Bentonville's reported graduation rate ranged from 82.7 percent to 88.1 percent for the five school years before 2014-15.

Cleveland said she's in the process of examining the 2016 graduation data. She calculated the initial rate at 89 percent and so far has corrected it to about 91 percent, she said.

Cleveland occasionally finds errors that, if corrected, would have a negative impact on the graduation rate. She corrects the errors regardless of the impact they will have, she said.

Superintendent Debbie Jones said the state's system of determining a cohort for the purposes of calculating graduation rates has been "intensely complex" since it came out about 10 years ago. Cleveland is the "perfect person" for the data job, Jones said.
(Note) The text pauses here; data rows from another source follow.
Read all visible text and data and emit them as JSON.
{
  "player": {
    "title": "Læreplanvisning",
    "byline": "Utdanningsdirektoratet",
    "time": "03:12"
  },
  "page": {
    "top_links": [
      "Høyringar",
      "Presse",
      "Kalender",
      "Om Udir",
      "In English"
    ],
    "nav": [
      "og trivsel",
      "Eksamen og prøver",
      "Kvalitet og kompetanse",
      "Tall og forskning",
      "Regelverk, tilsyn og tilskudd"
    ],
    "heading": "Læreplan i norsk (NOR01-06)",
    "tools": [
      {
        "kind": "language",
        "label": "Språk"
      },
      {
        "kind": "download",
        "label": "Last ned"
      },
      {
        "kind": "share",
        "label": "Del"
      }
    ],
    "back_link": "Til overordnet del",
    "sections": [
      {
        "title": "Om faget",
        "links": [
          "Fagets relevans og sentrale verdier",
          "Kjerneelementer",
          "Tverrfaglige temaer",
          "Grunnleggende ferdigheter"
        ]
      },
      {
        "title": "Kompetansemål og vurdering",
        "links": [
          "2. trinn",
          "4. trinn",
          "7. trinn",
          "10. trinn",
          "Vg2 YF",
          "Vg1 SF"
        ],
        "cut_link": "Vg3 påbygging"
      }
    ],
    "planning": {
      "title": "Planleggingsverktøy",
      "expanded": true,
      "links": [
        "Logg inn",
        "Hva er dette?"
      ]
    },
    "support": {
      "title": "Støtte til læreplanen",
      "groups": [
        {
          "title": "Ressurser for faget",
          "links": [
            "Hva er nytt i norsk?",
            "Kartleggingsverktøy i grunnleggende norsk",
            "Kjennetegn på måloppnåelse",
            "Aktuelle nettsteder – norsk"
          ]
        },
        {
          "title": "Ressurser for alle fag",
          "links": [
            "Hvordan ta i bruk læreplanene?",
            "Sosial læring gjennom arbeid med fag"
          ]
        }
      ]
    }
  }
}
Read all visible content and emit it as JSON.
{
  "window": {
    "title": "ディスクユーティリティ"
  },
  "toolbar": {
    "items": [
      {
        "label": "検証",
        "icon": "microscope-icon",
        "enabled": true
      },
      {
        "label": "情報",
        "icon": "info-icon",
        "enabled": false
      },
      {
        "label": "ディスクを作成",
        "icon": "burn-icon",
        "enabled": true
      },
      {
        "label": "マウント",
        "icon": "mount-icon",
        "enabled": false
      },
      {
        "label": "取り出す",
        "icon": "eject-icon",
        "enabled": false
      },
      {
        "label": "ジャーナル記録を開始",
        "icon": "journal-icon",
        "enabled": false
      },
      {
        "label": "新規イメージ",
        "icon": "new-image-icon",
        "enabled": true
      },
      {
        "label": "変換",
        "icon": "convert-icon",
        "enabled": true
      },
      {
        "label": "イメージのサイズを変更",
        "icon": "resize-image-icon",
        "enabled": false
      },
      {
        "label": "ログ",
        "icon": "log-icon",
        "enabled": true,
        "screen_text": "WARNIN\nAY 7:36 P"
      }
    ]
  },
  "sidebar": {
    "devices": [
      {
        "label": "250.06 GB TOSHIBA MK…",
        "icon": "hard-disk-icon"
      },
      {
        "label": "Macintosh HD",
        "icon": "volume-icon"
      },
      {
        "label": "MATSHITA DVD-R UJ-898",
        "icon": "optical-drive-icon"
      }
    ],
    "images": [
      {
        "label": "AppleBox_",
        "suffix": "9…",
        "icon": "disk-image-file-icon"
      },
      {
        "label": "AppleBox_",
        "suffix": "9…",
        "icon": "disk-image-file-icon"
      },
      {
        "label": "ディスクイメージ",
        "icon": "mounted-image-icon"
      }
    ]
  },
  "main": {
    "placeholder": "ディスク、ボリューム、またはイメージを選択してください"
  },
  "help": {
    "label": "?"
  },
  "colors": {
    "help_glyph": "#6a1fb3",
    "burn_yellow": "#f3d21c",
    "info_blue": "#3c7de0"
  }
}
"There are so many restrictions and so many laws, so it's good to have somebody to check that," Jones said.

Bentonville's graduation rates also improved for subgroups of students identified under the targeted achievement gap group, known as TAGG. The group includes students who are economically disadvantaged, who are English language learners or who have some kind of disability.

Its graduation rate for students in that group was initially reported at 74.6 percent for 2015. It's now 79.6 percent, which is short of the state average of 81.9 percent.